SALEM,.ORE. — As Craig and Karen Kurtz worked on their taxes last year, they thought about putting away some college money for their baby on the way.
"We talked to our accountant about what were the best options for us to consider," Karen says. "We thought about maybe just a savings account in the beginning."
But after Peter was born, they had more immediate concerns. Between nighttime feedings, changing diapers, and searching for good day care, saving for something 18 years away has had to wait.
"I don't worry about it," Karen says. "If you want your kids to go to college, you just do what you have to do.... The cost of day care in the long run is going to be more than college."
The Kurtzes work for a daily newspaper in Salem, Ore. Married for seven years, they met at the University of Colorado in Boulder. Maybe Peter will follow in their college footsteps. Even better, Craig laughs, on a football scholarship.
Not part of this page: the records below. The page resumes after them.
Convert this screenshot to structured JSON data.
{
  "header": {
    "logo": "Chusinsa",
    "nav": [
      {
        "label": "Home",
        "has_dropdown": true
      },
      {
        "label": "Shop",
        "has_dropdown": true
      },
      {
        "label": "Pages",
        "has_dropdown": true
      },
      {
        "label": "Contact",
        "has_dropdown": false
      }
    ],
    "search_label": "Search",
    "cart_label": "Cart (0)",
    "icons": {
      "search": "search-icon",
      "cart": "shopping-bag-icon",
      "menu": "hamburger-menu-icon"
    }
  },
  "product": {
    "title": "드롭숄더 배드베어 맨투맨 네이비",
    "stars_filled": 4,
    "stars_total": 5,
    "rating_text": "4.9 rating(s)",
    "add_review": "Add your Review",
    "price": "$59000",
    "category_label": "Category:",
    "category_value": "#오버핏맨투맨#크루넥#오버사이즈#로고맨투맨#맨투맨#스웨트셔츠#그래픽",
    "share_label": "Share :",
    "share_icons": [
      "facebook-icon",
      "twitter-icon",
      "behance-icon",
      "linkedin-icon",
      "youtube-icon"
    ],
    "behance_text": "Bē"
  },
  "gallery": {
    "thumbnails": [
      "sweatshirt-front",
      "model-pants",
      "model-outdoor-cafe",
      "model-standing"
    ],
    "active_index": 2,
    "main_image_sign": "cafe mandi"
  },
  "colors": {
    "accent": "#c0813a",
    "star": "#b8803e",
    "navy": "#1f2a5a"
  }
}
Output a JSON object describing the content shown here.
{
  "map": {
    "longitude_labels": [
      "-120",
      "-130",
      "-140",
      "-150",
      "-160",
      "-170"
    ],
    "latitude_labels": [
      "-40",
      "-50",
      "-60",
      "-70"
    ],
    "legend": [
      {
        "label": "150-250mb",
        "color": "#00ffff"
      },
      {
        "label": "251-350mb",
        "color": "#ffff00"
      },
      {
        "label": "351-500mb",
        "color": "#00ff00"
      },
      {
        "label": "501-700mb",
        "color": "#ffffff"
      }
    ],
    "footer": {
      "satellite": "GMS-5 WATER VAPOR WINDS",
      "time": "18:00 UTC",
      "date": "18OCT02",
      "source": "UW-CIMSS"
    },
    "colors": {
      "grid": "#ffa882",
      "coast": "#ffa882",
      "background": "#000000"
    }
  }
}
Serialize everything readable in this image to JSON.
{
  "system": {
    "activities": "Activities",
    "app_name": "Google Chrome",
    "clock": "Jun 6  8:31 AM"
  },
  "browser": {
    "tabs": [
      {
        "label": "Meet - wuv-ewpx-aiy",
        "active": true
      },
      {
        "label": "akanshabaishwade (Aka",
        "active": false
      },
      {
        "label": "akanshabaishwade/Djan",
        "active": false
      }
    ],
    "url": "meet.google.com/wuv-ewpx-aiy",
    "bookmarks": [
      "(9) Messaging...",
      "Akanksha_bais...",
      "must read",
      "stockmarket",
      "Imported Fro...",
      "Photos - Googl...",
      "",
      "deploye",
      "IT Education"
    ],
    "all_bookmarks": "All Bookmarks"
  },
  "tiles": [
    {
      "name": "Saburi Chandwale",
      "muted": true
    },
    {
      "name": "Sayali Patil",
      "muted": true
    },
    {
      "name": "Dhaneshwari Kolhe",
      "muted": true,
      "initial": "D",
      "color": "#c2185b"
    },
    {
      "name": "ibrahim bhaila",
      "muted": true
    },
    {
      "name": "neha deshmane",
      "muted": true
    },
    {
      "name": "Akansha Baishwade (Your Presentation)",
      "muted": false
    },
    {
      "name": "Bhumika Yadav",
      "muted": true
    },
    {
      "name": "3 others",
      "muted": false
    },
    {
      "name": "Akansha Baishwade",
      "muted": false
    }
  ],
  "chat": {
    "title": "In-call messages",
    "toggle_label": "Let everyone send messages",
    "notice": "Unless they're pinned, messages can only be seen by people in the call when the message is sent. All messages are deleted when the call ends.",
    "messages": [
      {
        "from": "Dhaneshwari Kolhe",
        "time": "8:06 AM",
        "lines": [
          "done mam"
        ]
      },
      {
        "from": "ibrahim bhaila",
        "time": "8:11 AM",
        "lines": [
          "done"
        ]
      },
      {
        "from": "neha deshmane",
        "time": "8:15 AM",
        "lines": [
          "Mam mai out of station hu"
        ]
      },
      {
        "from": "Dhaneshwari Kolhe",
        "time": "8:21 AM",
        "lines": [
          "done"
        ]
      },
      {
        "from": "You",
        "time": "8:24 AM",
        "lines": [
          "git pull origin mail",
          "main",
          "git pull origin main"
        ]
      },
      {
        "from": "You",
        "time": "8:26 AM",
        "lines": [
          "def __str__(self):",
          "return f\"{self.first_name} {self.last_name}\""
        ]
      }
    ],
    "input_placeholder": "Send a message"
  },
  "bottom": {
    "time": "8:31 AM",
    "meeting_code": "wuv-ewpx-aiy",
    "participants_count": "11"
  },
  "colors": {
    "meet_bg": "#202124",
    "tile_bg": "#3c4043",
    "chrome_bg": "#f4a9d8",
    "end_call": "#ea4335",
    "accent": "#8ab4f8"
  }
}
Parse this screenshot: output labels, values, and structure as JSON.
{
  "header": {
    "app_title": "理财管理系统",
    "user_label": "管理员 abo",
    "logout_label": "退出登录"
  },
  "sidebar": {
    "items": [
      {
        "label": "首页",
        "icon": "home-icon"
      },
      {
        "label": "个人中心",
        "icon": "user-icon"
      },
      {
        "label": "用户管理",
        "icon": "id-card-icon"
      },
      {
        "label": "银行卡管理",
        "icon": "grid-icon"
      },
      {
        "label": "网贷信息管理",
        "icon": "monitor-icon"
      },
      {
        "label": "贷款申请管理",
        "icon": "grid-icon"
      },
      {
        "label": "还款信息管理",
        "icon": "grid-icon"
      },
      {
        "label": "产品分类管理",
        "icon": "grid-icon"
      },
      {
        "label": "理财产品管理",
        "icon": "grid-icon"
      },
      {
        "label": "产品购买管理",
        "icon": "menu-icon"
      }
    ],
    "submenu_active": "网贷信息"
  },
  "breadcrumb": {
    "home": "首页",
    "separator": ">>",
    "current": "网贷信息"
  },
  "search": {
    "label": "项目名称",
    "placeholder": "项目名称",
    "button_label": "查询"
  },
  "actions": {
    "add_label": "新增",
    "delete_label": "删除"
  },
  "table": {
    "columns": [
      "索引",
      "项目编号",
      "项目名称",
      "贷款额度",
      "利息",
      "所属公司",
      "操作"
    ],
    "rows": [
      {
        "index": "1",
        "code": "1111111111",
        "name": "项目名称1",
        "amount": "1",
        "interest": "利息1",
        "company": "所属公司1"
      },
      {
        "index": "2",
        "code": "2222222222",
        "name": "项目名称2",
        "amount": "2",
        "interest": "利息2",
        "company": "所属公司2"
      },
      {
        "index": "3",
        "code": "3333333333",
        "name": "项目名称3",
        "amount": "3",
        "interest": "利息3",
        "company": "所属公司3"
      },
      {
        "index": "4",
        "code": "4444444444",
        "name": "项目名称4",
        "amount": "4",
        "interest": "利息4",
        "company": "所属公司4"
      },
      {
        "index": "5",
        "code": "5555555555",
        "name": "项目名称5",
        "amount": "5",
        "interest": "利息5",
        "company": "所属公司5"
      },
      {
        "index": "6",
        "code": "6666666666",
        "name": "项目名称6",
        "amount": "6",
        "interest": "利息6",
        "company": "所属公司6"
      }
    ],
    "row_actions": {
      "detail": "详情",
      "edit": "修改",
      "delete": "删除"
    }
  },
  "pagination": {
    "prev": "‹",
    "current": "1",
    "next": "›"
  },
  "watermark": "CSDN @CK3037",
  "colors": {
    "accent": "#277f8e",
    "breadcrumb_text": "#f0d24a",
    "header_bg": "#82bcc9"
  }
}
But instead of banking on Peter's football talents, they intend to start saving over the next few years.
Financial experts, however, say new parents should start right away. They should invest while their kids are young, says Judy Heltzel, a financial planner in Salem, Ore.
She recommends new parents find a mutual fund and invest for growth. Even a savings account is fine, if they feel uncomfortable with the higher risk of a stock or bond fund.
"The most important thing is to begin saving now, even if it's just a little bit a month," Ms. Heltzel says.
College "costs are so phenomenal now, if you want to get a little accumulated, you want time working for you."